After a quick lunch in Sulmona, we drove north towards the Adriatic coast, crossing the Appenines, to Chieti where we spent the afternoon in two museums — La Civitella and Il Museo Archeologica Nazionale d’Abruzzo.
La Civitella caught our attention with its unorthodox presentation of material from antiquity; stationary battle scenes were projected into a Styrofoam amphitheater, an exhibit called “Archaeology from the Romans until Yesterday” placed dog tags from World War II and what could only be described as noise music played in the background and next to potsherds from the Iron Age.

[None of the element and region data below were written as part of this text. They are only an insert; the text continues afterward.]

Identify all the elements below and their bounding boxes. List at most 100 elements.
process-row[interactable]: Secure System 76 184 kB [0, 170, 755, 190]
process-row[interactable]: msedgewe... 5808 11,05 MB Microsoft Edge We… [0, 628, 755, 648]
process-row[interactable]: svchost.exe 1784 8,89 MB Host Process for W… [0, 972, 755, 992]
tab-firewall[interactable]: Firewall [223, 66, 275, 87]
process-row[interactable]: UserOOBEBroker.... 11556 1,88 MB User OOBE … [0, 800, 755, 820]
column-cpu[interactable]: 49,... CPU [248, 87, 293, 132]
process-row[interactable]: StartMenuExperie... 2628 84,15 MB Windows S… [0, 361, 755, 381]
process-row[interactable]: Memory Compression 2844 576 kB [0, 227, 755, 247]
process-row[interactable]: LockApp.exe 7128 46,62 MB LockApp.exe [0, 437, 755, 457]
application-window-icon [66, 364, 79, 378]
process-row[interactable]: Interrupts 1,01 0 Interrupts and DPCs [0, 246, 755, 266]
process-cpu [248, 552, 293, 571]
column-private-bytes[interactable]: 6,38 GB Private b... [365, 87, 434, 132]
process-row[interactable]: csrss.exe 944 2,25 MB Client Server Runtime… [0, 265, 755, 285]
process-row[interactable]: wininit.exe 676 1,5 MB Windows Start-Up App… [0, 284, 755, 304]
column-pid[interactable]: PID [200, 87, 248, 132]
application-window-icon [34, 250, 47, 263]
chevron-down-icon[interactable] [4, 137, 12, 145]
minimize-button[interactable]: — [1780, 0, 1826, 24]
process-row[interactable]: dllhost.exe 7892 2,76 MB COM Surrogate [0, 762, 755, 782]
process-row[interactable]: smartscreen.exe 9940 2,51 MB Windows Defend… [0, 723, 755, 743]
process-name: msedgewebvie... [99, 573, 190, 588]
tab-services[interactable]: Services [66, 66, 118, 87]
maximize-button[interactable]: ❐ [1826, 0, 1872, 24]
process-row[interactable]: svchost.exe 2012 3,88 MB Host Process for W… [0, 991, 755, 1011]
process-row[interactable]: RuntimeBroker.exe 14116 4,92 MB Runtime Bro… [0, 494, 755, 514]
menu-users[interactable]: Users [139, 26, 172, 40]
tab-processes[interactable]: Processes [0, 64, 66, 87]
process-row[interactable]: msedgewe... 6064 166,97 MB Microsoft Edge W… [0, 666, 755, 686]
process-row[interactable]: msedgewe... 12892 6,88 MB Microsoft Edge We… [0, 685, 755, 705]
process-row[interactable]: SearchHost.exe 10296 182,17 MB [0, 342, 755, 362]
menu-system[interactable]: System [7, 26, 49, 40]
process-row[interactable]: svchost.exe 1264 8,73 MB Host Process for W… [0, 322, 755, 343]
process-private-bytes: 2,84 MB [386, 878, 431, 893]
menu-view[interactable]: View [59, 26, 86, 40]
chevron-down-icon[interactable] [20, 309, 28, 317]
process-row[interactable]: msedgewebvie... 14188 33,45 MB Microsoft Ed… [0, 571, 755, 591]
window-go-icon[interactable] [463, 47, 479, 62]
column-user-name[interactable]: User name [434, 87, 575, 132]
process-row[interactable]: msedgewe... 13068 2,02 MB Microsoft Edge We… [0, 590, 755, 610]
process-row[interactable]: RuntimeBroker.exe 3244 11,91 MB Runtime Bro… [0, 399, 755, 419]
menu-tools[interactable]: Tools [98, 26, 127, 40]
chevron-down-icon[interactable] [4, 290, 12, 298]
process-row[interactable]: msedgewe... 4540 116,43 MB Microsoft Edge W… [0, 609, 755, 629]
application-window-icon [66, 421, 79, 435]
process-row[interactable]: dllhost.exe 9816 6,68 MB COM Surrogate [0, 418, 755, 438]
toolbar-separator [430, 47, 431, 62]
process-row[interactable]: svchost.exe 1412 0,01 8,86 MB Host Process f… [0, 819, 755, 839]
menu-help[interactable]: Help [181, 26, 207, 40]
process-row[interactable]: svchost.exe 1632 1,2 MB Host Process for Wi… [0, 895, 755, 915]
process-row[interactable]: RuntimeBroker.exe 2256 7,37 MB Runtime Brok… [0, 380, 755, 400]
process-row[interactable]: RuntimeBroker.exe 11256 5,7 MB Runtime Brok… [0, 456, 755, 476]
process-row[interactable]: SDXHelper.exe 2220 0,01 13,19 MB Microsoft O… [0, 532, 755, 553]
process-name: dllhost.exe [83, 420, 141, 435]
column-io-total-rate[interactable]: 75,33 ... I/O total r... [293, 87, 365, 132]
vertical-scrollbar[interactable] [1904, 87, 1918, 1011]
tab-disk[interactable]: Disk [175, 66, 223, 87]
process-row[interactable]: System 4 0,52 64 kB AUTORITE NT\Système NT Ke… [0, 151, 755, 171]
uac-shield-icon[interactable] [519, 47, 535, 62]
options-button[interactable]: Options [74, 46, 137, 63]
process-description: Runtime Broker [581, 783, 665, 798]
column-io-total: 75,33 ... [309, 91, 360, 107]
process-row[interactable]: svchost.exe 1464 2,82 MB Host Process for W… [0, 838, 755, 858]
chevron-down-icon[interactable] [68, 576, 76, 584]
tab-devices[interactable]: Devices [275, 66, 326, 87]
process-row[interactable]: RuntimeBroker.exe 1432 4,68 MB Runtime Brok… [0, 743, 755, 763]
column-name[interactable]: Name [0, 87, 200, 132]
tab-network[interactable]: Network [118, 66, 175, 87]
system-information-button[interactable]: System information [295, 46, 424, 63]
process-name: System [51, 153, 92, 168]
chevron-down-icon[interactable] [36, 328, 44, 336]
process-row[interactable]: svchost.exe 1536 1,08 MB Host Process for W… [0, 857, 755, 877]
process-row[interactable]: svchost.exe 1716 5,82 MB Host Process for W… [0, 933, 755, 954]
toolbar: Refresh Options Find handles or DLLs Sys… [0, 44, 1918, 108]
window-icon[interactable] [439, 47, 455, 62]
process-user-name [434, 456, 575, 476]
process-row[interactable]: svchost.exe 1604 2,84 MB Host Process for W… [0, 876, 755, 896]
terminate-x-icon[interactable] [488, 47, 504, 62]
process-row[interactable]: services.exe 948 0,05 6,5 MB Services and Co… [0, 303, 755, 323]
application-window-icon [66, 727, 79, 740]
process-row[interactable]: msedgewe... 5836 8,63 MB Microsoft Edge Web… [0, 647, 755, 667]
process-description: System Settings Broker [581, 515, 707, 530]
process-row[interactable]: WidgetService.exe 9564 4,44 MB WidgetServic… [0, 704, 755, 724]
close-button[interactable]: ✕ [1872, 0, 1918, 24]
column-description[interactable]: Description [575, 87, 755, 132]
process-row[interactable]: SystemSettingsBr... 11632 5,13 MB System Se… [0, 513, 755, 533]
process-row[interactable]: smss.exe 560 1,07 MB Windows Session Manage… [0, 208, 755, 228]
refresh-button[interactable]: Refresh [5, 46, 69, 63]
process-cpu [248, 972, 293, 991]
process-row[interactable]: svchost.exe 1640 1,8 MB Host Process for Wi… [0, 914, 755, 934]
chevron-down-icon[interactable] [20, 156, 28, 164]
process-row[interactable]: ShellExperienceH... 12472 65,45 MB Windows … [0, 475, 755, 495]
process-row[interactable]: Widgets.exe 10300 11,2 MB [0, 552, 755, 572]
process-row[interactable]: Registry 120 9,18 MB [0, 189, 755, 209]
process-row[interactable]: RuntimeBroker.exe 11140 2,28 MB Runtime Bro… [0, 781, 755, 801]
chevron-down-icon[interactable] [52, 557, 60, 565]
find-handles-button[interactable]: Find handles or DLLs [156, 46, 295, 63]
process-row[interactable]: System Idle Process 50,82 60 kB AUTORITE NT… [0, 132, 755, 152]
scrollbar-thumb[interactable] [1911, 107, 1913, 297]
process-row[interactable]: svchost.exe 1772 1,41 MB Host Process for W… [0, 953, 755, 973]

After making our rounds, we settled down in front of two terracotta temple pediments from the 2nd Century BCE. We briefly discussed the temples’ prop-and-lintel roof construction, which was fairly “old-fashioned” for the 2nd Century, and explored the liberties taken in the museum’s complete reconstruction of the pediment reliefs. Shortly thereafter, we moved onto the second pediment in which the sculptures had not been restored and were displayed as loosely arranged terracotta fragments. We each chose a sculpture in the pediment to describe and present to the group. Examining the limited remains of our statues tested our attention to detail and forced us to become aware of the danger of our own preconceptions; all judgments were reserved until the act of describing was finished. By the end of our two hours in front of the pediment, we all felt comfortable reconstructing the various contrapostos of the statues by examining the musculature of knees and arching of feet.
In the early evening, we walked through Chieti to Il Museo Archeologica Nazionale d’Abruzzo where we encountered another unorthodox presentation of archaeological materials — this time alongside Pop Art. Black and white silhouettes of Kennedy and Khrushchev were placed between busts from antiquity. We were most excited to see the larger-than-life statue of Hercules from the altar at Alba Fucens, a selection of Hercules votives from Solmona, a terracotta statue of a Samnite warrior and a kline with amazingly preserved bronze finishing.
After an hour drive southeast along the coast, we arrived at our hotel on the beach in Vasto.